I put down the chunky piece of wood, balancing it on one end between my knees. Then I conclude communications with a beautiful bouquet of wiggling fingers in front of my pursed lips.
“Octo-shush,” I tell Zeke. “It’s a funny joke. From the office. You remember. Or do you remember? Are you even supposed to remember? Are you allowed to remember?”
He doesn’t try to answer me this time. He knows we have our answer.
Then I reclaim my chunky piece of wood and I club him. It’s done.
He lies there at my feet in more blood than I thought a human body contained. I grab him, roll him, and shove him over the side, into the water. It actually goes plunk .
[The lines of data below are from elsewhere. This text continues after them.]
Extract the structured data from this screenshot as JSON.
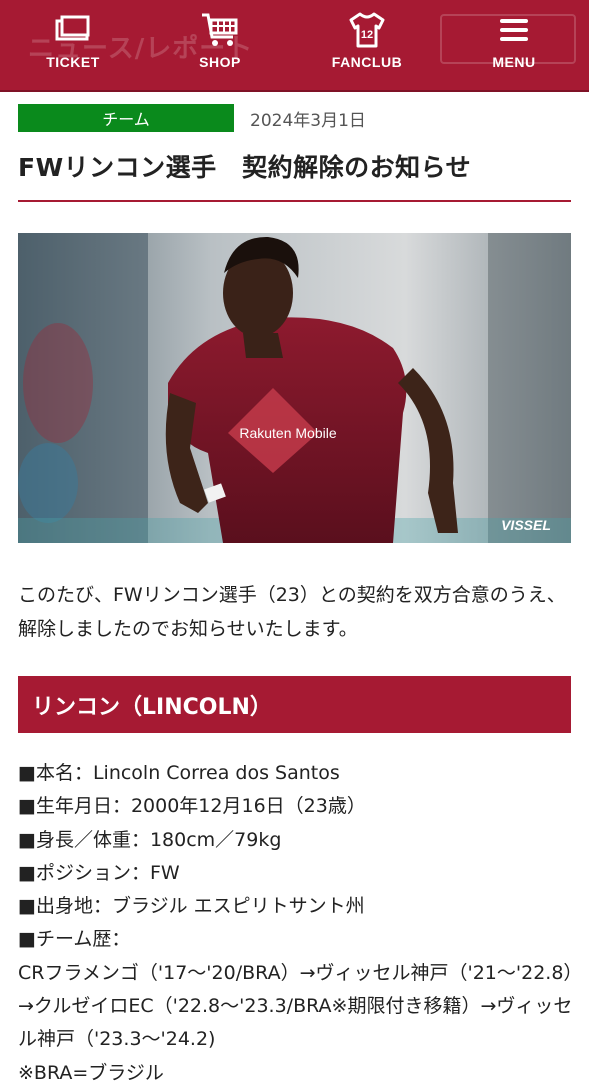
{
  "nav": {
    "ghost_text": "ニュース/レポート",
    "items": [
      {
        "label": "TICKET",
        "icon": "ticket-icon"
      },
      {
        "label": "SHOP",
        "icon": "cart-icon"
      },
      {
        "label": "FANCLUB",
        "icon": "jersey-icon"
      },
      {
        "label": "MENU",
        "icon": "hamburger-icon"
      }
    ],
    "fanclub_number": "12"
  },
  "article": {
    "category": "チーム",
    "date": "2024年3月1日",
    "title": "FWリンコン選手　契約解除のお知らせ",
    "photo_watermark": "VISSEL",
    "lead": "このたび、FWリンコン選手（23）との契約を双方合意のうえ、解除しましたのでお知らせいたします。",
    "section_title": "リンコン（LINCOLN）",
    "profile": {
      "name": "■本名：Lincoln Correa dos Santos",
      "birthday": "■生年月日：2000年12月16日（23歳）",
      "size": "■身長／体重：180cm／79kg",
      "position": "■ポジション：FW",
      "birthplace": "■出身地：ブラジル エスピリトサント州",
      "history_label": "■チーム歴：",
      "history": "CRフラメンゴ（'17～'20/BRA）→ヴィッセル神戸（'21～'22.8）→クルゼイロEC（'22.8～'23.3/BRA※期限付き移籍）→ヴィッセル神戸（'23.3～'24.2)",
      "note": "※BRA=ブラジル"
    }
  },
  "colors": {
    "brand": "#a61a33",
    "category": "#0a8a1c"
  }
}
I straighten up, look around, expecting… something. I look and look. Even the ferry pulling in, right there, right there so close, gives away nothing.
I feel myself shaking. It only makes sense, though, doesn’t it? Big thing there. Nerves are dancing like spit on a skillet. I can feel myself shaking from my feet on up, like I am making the rotting wooden walkway beneath me crumble to bits with it, and then I will fall through and meet Zeke in the water. I feel it in my stomach and my head and even my vision-my eyes themselves are doing something they have never done before, actually physically trembling, juddering, side to side in the sockets, vibrating at the frequency of hummingbird wings. My brain and the backs of my eyeballs are leaning on each other and combining to make a buzz that’s a torture.
I extend my hands wide in front of me to look. I close my eyes then, to the juddering. “Stop,” I say, as calmly as I can. I open my eyes and watch my splayed hands again and they are shivering, quaking to make Parkinson’s seem like stillness. “Stop it,” I say, low, firmer. “Stop it now, Young Man,” I say, staring, staring, staring at my hands as the shaking slows, slows, calms, finally finishes.
I stare at my hands for minutes now, waiting. I listen to myself, check myself, wait for myself. Stillness. There is a fair amount of blood on my all-weather spook coat. Into the water it goes.
I did this. It was there to be done and I did it.
It has been some time. I look up and around again at the peculiar port town.
If Lundy Lee noticed anything amiss, or if it cared, it has already forgotten.
There’s a story for the grandkids, I think.
“Time, Young Man,” I say.
I promised Jarrod I would see him off, and I meant it. This outgoing ferry will be him gone now to whatever happens to a guy like him on a boat like that, and good luck to him.